Winkler Prins Encyclopedie

E. de Bruyne, G.B.J. Hiltermann en H.R. Hoetink (1947)

Gepubliceerd op 17-10-2024

SPIERSTELSEL (vergelijkend physiologisch)

betekenis & definitie

De bewegingen van hoog ontwikkelde snelreagerende diergroepen als vertebraten, insecten en hogere kreeften geschieden met behulp van dwarsgestreepte spieren.

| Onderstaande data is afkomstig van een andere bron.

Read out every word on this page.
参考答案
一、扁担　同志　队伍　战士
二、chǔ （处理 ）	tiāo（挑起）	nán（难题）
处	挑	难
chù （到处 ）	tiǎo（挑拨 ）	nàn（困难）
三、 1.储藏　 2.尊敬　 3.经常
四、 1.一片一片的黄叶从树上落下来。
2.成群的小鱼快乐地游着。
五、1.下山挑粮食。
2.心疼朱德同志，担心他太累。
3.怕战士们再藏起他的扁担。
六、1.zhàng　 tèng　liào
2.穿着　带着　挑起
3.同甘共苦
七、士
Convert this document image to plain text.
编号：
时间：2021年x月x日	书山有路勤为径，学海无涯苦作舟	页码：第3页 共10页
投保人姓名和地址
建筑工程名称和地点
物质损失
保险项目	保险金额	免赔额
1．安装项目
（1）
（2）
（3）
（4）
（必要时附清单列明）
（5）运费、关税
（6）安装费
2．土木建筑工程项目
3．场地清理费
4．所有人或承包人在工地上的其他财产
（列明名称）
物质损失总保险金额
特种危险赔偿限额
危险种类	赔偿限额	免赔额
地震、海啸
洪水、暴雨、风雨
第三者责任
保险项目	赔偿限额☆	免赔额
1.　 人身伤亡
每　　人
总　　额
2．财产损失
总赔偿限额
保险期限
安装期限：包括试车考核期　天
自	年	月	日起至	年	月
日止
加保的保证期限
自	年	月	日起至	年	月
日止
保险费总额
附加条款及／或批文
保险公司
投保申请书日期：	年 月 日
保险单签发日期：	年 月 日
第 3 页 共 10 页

Alleen langzamere bewegingen van hun inwendige organen als maag, darm, blaas worden door gladde spieren bewerkt. Onder de lagere diergroepen zijn er vele, als de weekdieren (mollusken), coelenterata (w.o. zeeanemonen), die hiervoor grotendeels of geheel gebruik maken van gladde spieren. Deze verschillen o.a. in de volgende punten met de dwarsgestreepte spieren:

1. zij reageren veel langzamer,
2. dwarsgestreepte spieren zijn elastisch, d.w.z. veren na rekking terug en zijn slechts beperkt rekbaar zonder beschadiging; gladde spieren zijn veel meer plastisch, d.w.z. veren na rekking maar zeer weinig terug en zijn veel sterker zonder beschadiging rekbaar. Vele gedragen zich t.o.v. rekking ongeveer als ongevulcaniseerde rubber, d.w.z. rekken bij belasting aanvankelijk sterk, dan langzamer maar zeer langdurig. Terugkeer tot de oorspronkelijke lengte heeft slechts plaats na prikkeling.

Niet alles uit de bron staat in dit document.